Краткая вспышка гнева передернула ее лицо. Юноша уже ожидал хлесткой пощечины — второй за сегодняшний день. У него даже пронеслось в голове: «Как мне тогда поступить?» Однако по лицу Ирены вдруг расплылась снисходительная, почти примирительная улыбка.
— Ты, может быть, в общем был бы не так уж плох, если бы снял очки, — и она игриво дунула ему в лицо дымком от сигареты. — Но рассуди сам: что я с тебя могу взять? Так уж сейчас, Гонзичек, повелось на свете: прежде всего полный желудок, а потом патриотизм…
В противоположном конце зала Пепек присел к свободному столику. Но тут же около него остановилась разгоряченная пара.

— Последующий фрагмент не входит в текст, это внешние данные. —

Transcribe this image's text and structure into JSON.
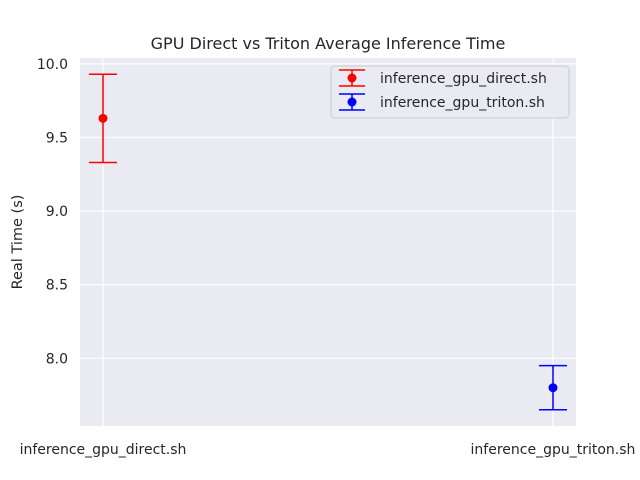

— Здесь наши места, — заявили они по-словацки.
Пепек поднял на них холодные рыбьи глаза.
— Места уже полчаса никем не заняты. Садитесь рядом.
Девушка взяла своего партнера за рукав.
— Что он себе позволяет, этот…
— Наглец, как все чехи.
Пепек вскочил, как пружина.
— Еще слово, и ты будешь собирать зубы в оркестре, проволочник проклятый!
— Ну, ну, полегче на поворотах! Это тебе не республика, чтобы зазнаваться!
Хлесткая пощечина, стук упавшего стула.
— Чехов вон, бей их!
— Полиция!
Оглушительный крик, звон разбиваемой посуды, грохот перевернутого столика на миг заглушили все.
— Играйте! — приказал музыкантам побледневший редактор, его руки нервно дернули, надорвав листы с пародиями на стихи Маяковского.
— Бездельники, бандиты, негодяи, мерзавцы! Прикажу всех арестовать, будете все сидеть одной кучей! — Грозный голос папаши Кодла потонул в шуме новой схватки и визгливом фортиссимо джаза. Только правая рука Кодла мелькала над головами дерущихся и щедро раздавала тумаки.
Первые удары полицейских дубинок упали на спины разъяренных драчунов, однако результат был прямо противоположным. Многие из тех, которые до сих пор развлекались, наблюдая за дракой со стороны, теперь засучили рукава праздничных костюмов. Зазвенело разбитое стекло, девушки, придерживая юбки, опираясь на плечи своих кавалеров, вылезали из клуба через открытые окна.